The Taliban’s spokesman in Doha, Mohammad Naeem, on Twitter said that the Taliban delegation will hold talks with Iranian officials on bilateral issues.
“We are very proud that we remained alongside our Afghan brothers and sisters during the jihad of the Afghan people against the foreign invasion,” said Iranian Foreign Minister Mohammad Javad Zarif in a meeting with the Taliban delegation in Tehran.
The US State Department spokesman also said that Afghanistan’s neighbors “need to use their influence in ways that are positive, in ways that are constructive, in ways that promote the cause of peace, in ways that support the people of Afghanistan.”
“We know that regional consensus and support for an Afghan-led, Afghan-owned peace process, it’s important for enduring peace. When it comes to the recent violence, this is something obviously we have spoken to quite a bit, and the point remains that no government that might come to power in Afghanistan through the use of force, at the barrel of a gun, will have legitimacy or the support, and that can be especially critical, from the international community,” he said.
“Nor would a government that comes to power by force have the support of the people of Afghanistan. And what we ultimately hope to help support and will seek to help support is a just and durable settlement,” he mentioned.
“Every party has an interest in a settlement being durable. The Afghan people have been burdened and, in many cases, brutalized by 40 years of civil war. The United States is supporting the efforts ongoing in Doha right now between the parties, where the parties are in fact still meeting, still talking, to see to it that we can have a just and durable settlement and a comprehensive ceasefire to finally see an end to this violence,” he added.
On Tuesday, the United States Central Command (CENTCOM) confirmed in a statement that the US has completed “more than 90 percent” of its withdrawal from Afghanistan.
This follows the US and coalition forces pullout from Bagram Airfield, which for nearly 20 years was the largest US base in Afghanistan.
“As of July 5, Department of Defense has retrograded the equivalent of approximately 984 C-17 aircraft- loads of material out of Afghanistan and has turned over nearly 17,074 pieces of equipment to the Defense Logistics Agency for disposition,” the release stated.

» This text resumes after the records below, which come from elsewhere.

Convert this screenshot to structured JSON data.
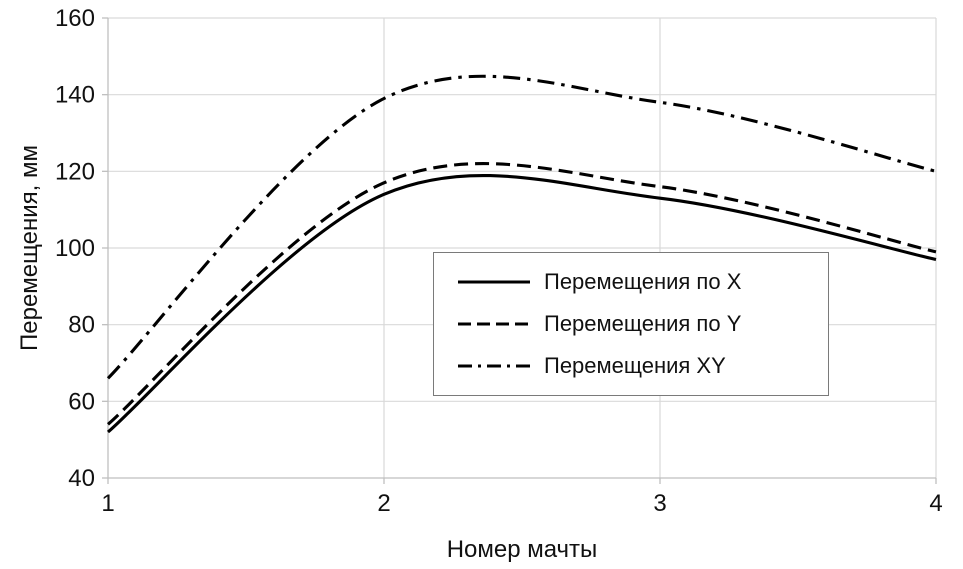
{
  "chart_data": {
    "type": "line",
    "x": [
      1,
      2,
      3,
      4
    ],
    "series": [
      {
        "name": "Перемещения по X",
        "dash": "solid",
        "values": [
          52,
          114,
          113,
          97
        ]
      },
      {
        "name": "Перемещения по Y",
        "dash": "dashed",
        "values": [
          54,
          117,
          116,
          99
        ]
      },
      {
        "name": "Перемещения XY",
        "dash": "dashdot",
        "values": [
          66,
          139,
          138,
          120
        ]
      }
    ],
    "title": "",
    "xlabel": "Номер мачты",
    "ylabel": "Перемещения, мм",
    "xlim": [
      1,
      4
    ],
    "ylim": [
      40,
      160
    ],
    "x_ticks": [
      1,
      2,
      3,
      4
    ],
    "y_ticks": [
      40,
      60,
      80,
      100,
      120,
      140,
      160
    ],
    "grid": true,
    "legend_position": "center",
    "colors": {
      "line": "#000000",
      "grid": "#d9d9d9",
      "axis": "#bfbfbf",
      "text": "#111111"
    }
  }
}
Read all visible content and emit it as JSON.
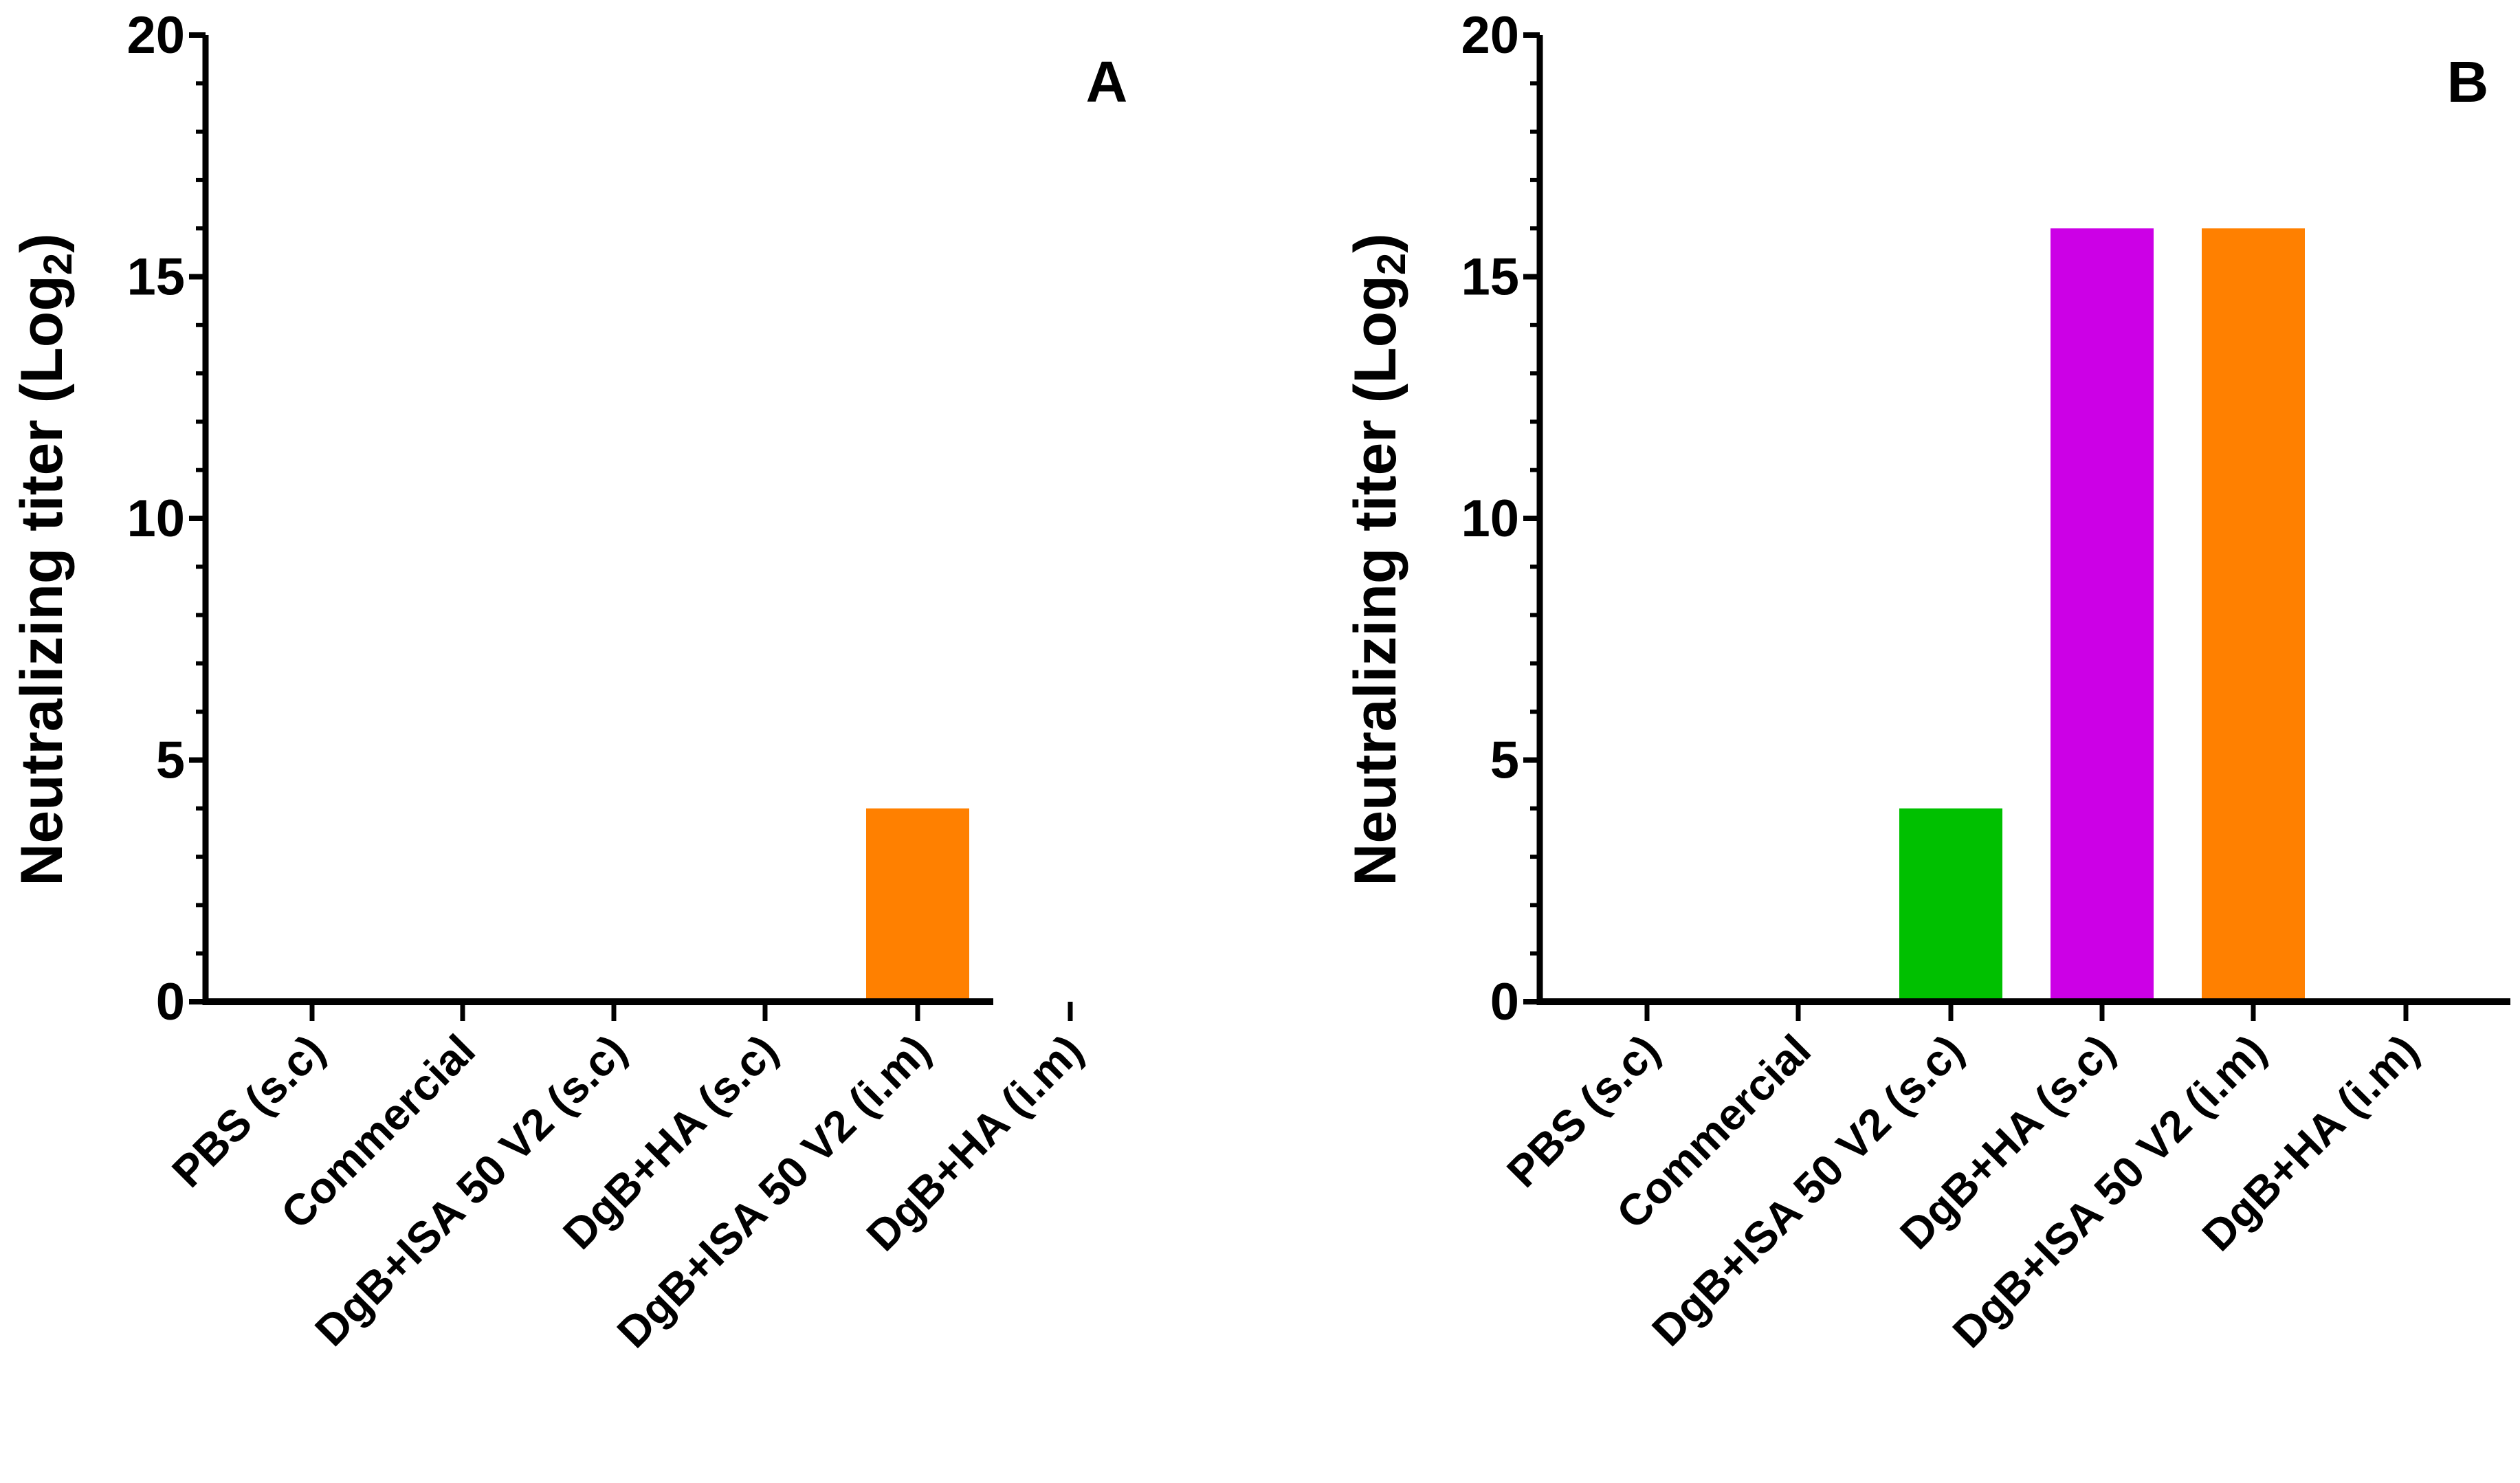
{
  "chart_data": [
    {
      "type": "bar",
      "panel_label": "A",
      "ylabel": "Neutralizing titer (Log",
      "ylabel_sub": "2",
      "ylabel_close": ")",
      "ylim": [
        0,
        20
      ],
      "yticks": [
        0,
        5,
        10,
        15,
        20
      ],
      "categories": [
        "PBS (s.c)",
        "Commercial",
        "DgB+ISA 50 V2 (s.c)",
        "DgB+HA (s.c)",
        "DgB+ISA 50 V2 (i.m)",
        "DgB+HA (i.m)"
      ],
      "values": [
        0,
        0,
        0,
        0,
        4,
        0
      ],
      "colors": [
        "#000000",
        "#000000",
        "#00c000",
        "#cc00e6",
        "#ff8000",
        "#000000"
      ]
    },
    {
      "type": "bar",
      "panel_label": "B",
      "ylabel": "Neutralizing titer (Log",
      "ylabel_sub": "2",
      "ylabel_close": ")",
      "ylim": [
        0,
        20
      ],
      "yticks": [
        0,
        5,
        10,
        15,
        20
      ],
      "categories": [
        "PBS (s.c)",
        "Commercial",
        "DgB+ISA 50 V2 (s.c)",
        "DgB+HA (s.c)",
        "DgB+ISA 50 V2 (i.m)",
        "DgB+HA (i.m)"
      ],
      "values": [
        0,
        0,
        4,
        16,
        16,
        0
      ],
      "colors": [
        "#000000",
        "#000000",
        "#00c000",
        "#cc00e6",
        "#ff8000",
        "#000000"
      ]
    }
  ]
}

CENTCOM did not say how many US troops remain in Afghanistan. Between 2,500 and 3,500 were in the country when President Joe Biden announced in April that all US forces would withdraw by Sept. 11, according to reports.
About 650 troops are expected to remain to protect the US Embassy in Kabul, while others may be deployed to protect the capital’s airport alongside Turkish troops, according to reports.